Governo se reúne com Alcolumbre para barrar 'pautas-bomba' de R$ 270 bilhões
Governo se reúne com Alcolumbre para barrar ‘pautas-bomba’ de R$ 270 bilhões O governo corre para desarmar uma bomba fiscal de R$ 270 bilhões, mas precisa do mesmo Congresso que, em ano eleitoral, flerta com aumentar gastos e agradar categorias organizadas. No centro do tabuleiro está Davi Alcolumbre, ora tratado como bombeiro da responsabilidade fiscal, ora como fiador de benesses impagáveis.
De um lado, o Planalto fala em risco de ingovernabilidade. Dario Durigan, da Fazenda, calcula que o pacote de renegociação de dívidas rurais, aposentadorias integrais e novos pisos salariais pode somar R$ 270 bilhões e diz que é um impacto que “o país não suporta”. Articulações discretas com Alcolumbre miram travar ou pelo menos adiar projetos como a renegociação das dívidas do agronegócio (R$ 120 bilhões), a aposentadoria integral de agentes de saúde (cerca de R$ 100 bilhões) e o novo piso dos médicos (R$ 47 bilhões). A ordem é clara: evitar que uma “pauta-bomba” junina torne o Brasil “ingovernável” a partir de 2027.

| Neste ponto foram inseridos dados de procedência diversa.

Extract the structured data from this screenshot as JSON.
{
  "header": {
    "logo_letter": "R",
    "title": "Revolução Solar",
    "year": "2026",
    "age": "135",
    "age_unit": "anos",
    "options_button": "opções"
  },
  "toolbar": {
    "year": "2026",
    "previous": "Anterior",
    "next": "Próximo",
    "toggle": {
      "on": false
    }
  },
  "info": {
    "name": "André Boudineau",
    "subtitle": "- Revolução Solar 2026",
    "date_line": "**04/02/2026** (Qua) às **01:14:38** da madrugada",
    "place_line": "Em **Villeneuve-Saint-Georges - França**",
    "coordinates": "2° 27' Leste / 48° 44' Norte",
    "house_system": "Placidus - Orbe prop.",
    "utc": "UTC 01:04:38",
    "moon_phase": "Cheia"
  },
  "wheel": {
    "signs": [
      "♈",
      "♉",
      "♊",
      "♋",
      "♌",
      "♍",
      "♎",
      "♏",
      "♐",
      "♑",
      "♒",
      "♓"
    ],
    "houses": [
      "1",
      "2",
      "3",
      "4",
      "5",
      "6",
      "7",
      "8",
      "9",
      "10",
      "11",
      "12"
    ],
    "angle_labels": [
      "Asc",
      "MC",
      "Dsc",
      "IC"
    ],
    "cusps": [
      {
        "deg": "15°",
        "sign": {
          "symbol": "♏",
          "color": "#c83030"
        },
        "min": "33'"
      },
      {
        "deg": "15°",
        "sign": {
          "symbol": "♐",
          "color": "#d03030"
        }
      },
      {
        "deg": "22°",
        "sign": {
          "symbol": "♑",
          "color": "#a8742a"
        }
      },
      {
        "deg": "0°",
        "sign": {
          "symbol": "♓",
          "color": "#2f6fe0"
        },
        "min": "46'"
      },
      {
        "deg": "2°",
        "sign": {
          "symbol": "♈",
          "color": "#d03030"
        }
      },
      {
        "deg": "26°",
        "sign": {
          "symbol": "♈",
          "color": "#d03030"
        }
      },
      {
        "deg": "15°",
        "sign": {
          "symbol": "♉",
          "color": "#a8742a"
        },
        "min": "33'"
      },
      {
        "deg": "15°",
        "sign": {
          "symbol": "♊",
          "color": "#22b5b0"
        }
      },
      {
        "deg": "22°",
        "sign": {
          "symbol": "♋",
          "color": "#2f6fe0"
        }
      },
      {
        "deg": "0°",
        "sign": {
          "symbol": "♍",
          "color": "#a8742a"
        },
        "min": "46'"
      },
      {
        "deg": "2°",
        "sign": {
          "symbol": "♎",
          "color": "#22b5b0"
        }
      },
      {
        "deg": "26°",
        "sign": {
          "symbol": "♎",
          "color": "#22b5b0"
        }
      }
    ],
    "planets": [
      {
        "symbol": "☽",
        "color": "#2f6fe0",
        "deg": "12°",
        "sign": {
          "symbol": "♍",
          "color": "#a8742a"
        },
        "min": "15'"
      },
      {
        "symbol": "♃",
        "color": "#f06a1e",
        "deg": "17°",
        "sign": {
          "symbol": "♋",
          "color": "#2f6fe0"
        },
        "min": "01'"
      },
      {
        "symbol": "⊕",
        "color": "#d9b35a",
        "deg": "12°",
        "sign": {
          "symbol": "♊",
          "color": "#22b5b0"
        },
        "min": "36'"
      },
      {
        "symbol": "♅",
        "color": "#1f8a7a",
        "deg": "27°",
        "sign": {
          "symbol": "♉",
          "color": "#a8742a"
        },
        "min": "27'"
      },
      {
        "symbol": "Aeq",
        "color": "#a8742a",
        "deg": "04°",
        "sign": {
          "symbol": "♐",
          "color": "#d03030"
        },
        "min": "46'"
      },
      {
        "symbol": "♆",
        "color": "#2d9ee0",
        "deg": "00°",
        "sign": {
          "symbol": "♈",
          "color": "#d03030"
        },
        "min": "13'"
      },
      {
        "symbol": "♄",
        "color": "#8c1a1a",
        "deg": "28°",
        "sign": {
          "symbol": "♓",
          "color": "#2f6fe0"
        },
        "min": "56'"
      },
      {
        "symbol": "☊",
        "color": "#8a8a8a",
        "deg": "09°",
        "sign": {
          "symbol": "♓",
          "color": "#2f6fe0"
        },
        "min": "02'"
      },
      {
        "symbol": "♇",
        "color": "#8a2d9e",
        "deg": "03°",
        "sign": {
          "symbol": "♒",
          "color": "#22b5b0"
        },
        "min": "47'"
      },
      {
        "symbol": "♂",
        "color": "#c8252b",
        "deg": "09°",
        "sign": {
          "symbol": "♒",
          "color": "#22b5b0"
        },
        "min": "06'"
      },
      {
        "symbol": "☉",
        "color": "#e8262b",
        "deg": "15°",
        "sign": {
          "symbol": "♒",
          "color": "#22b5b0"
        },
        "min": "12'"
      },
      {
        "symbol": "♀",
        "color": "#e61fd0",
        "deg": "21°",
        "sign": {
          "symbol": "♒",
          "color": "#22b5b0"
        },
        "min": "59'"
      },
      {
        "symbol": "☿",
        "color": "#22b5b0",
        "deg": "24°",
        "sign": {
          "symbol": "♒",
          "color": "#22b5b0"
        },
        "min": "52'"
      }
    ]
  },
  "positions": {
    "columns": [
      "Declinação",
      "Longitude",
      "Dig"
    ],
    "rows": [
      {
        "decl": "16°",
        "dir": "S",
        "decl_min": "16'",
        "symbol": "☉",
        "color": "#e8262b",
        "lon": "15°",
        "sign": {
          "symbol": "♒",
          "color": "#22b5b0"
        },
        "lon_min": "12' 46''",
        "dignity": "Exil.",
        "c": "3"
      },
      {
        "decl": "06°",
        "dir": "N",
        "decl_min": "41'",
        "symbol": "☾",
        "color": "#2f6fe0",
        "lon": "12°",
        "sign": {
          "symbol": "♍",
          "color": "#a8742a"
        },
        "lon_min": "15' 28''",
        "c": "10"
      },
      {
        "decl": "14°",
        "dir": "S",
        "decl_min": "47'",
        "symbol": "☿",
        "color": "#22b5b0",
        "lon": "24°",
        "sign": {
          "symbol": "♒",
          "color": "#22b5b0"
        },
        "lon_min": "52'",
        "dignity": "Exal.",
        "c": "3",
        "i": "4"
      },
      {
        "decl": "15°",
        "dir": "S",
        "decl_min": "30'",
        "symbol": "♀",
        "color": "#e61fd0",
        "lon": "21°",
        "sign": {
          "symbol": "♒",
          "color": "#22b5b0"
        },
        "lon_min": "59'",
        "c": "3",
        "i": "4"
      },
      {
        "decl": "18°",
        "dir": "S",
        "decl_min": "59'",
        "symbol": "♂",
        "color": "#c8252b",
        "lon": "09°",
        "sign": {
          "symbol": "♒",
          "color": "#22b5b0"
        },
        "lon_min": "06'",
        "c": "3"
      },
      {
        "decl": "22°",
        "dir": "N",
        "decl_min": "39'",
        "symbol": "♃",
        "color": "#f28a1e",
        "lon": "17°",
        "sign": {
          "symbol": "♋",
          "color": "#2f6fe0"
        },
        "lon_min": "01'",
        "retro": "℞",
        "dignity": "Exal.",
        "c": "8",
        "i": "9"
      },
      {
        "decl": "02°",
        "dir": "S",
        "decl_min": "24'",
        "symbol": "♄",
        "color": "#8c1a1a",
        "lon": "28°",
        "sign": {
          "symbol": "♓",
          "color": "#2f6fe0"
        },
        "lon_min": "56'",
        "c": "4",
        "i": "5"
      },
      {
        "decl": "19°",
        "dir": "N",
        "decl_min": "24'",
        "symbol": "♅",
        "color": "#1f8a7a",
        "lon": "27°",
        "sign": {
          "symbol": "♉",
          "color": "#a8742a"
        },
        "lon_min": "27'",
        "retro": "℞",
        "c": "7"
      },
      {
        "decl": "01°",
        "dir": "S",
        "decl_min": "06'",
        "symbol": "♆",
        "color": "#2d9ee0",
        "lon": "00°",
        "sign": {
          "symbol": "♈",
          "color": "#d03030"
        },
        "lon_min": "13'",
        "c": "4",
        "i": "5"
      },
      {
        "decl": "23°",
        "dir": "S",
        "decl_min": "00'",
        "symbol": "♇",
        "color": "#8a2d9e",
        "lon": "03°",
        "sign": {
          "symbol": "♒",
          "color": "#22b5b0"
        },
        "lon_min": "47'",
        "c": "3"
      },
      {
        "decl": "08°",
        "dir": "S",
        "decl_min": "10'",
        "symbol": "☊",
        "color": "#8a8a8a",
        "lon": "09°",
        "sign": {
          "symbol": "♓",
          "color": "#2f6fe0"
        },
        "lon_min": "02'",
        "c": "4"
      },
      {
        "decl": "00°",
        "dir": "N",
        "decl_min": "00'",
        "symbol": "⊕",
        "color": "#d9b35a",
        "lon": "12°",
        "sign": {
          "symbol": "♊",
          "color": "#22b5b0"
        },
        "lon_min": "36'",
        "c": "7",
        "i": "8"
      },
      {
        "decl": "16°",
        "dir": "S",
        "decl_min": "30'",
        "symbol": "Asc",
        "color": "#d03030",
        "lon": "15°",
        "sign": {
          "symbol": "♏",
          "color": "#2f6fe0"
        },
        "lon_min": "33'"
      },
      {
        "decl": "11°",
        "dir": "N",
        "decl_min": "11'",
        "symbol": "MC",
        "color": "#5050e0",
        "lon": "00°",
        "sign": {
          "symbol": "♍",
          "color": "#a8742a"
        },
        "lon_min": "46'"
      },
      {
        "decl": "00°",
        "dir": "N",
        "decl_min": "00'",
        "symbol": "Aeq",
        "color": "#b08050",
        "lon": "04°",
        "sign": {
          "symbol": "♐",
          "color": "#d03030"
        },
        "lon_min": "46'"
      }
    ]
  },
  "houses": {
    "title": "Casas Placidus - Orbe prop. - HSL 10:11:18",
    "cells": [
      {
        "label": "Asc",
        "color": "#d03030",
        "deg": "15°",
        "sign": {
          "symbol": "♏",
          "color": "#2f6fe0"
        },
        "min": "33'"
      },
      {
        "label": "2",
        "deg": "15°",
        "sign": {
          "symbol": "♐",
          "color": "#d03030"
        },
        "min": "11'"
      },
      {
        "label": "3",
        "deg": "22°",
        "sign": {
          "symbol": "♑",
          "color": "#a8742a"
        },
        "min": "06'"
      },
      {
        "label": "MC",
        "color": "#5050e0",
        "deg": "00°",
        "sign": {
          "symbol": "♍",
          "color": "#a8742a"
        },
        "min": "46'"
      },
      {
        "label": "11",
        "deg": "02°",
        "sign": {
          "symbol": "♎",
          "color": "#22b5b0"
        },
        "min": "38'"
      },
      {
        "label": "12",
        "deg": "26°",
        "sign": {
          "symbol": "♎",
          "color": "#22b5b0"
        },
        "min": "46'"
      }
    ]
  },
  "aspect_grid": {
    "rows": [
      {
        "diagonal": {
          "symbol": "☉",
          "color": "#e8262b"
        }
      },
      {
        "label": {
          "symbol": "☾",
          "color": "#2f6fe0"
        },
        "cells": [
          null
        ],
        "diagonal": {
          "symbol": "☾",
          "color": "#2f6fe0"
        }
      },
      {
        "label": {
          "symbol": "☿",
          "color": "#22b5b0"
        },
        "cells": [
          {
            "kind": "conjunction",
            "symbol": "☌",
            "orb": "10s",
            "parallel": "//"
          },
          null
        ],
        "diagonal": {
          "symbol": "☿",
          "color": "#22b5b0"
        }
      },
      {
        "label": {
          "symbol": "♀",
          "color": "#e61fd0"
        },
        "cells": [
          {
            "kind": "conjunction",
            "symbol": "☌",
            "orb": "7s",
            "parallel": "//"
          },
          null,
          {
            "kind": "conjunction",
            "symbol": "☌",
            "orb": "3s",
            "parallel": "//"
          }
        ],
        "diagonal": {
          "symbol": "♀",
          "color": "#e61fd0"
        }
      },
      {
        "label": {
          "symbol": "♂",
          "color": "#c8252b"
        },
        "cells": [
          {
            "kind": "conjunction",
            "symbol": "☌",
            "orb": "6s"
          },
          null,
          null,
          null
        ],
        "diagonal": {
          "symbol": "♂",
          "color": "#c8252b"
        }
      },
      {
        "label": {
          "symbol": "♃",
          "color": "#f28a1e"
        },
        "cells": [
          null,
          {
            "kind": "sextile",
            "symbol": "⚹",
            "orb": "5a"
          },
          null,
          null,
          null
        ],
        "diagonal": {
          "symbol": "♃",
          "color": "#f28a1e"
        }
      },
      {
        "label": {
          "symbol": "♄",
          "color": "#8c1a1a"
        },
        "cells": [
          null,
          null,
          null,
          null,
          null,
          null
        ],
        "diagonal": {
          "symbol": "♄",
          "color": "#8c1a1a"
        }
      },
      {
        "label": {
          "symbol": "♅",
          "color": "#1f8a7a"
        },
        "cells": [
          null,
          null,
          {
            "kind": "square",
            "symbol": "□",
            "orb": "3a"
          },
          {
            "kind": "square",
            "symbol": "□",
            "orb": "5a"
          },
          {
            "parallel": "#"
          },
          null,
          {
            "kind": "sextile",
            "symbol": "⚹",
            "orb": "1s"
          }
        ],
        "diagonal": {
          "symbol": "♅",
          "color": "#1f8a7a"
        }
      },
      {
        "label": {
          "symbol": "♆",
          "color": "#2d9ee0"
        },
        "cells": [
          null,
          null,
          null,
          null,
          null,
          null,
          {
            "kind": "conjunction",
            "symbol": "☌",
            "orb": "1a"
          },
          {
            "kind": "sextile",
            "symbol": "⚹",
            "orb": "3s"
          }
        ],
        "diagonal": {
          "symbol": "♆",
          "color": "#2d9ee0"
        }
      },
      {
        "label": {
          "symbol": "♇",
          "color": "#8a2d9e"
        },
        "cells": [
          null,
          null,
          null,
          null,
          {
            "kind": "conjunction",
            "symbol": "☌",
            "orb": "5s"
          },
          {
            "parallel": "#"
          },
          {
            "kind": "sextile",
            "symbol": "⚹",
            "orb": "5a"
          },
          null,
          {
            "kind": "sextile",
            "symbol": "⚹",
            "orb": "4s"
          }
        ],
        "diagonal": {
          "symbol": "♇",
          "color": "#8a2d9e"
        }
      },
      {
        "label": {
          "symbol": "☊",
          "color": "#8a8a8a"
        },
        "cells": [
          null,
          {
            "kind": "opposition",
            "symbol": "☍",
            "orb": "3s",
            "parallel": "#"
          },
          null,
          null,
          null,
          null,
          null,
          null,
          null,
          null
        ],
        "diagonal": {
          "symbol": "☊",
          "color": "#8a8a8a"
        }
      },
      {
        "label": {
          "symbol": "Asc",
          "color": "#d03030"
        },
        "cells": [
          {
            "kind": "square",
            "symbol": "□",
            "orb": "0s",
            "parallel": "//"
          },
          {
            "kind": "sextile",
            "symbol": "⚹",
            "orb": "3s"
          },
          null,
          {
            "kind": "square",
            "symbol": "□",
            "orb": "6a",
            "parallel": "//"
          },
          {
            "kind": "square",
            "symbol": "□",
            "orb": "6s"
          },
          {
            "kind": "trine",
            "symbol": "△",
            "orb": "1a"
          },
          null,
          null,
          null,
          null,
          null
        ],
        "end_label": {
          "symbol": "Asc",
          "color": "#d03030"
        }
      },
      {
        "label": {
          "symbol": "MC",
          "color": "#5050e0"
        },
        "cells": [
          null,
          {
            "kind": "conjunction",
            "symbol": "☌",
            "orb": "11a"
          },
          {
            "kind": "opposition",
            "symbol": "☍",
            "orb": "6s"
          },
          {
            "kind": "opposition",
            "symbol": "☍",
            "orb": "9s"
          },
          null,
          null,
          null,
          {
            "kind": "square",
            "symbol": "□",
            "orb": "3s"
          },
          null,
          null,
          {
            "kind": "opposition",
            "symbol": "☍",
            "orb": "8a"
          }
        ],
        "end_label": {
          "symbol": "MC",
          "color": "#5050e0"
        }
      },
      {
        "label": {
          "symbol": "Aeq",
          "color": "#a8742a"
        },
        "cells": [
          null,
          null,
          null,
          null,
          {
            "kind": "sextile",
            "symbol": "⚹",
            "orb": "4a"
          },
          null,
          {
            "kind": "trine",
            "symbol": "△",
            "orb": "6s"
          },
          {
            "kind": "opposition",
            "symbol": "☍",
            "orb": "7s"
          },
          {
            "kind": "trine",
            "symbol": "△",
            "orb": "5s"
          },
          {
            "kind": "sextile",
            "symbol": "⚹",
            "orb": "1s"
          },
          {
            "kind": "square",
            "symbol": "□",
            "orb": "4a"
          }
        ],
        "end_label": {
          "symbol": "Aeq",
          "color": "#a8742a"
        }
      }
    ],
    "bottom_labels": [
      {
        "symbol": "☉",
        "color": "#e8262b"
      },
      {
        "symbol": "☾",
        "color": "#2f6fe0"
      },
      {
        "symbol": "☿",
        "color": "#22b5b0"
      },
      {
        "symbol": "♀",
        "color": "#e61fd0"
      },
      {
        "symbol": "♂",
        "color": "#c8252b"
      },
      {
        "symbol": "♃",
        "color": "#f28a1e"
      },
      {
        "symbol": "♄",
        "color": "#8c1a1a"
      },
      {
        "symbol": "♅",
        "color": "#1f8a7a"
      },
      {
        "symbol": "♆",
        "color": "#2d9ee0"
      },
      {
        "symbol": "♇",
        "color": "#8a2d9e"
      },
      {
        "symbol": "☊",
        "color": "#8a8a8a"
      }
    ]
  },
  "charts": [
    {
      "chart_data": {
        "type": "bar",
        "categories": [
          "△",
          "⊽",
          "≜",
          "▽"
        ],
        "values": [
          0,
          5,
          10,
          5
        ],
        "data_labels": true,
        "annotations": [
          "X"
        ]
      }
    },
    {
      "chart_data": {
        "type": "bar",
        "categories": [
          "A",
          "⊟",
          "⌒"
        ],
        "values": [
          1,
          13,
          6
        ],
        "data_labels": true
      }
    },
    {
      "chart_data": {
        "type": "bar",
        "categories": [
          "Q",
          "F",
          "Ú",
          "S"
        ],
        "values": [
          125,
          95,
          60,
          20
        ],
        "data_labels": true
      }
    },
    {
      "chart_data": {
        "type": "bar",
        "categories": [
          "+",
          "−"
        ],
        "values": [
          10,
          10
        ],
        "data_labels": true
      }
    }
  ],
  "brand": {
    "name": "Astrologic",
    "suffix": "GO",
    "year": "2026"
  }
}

Ao mesmo tempo, o governo afaga o presidente do Senado. Depois da reunião, Durigan fez questão de elogiar Alcolumbre e afirmar que “confia na condução” do senador sobre os projetos sensíveis à economia. Outros ministros repetem o roteiro: reconhecer o rombo potencial, culpar o clima eleitoral e pedir que o Senado segure o gatilho.
Do outro lado, a oposição descreve outra história. Para veículos críticos ao Planalto, Lula corre a Alcolumbre não para proteger o caixa, mas para evitar pautas impopulares que poderiam estourar na campanha. A narrativa é de um governo que passou dois anos empurrando gastos e agora, sob pressão fiscal, tenta fechar a torneira de pisos salariais e aposentadorias especiais que ele mesmo ajudou a inflar.
Alcolumbre, por sua vez, posa de árbitro acima da briga: diz que não pode escolher quais categorias serão beneficiadas e que aprovar tudo exigiria “10 Brasis para pagar a conta”. Mas é exatamente essa seletividade – o que entra e o que fica na gaveta – que definirá se ele será lembrado como o senador que desarmou a bomba ou apenas como quem decidiu quando ela iria explodir.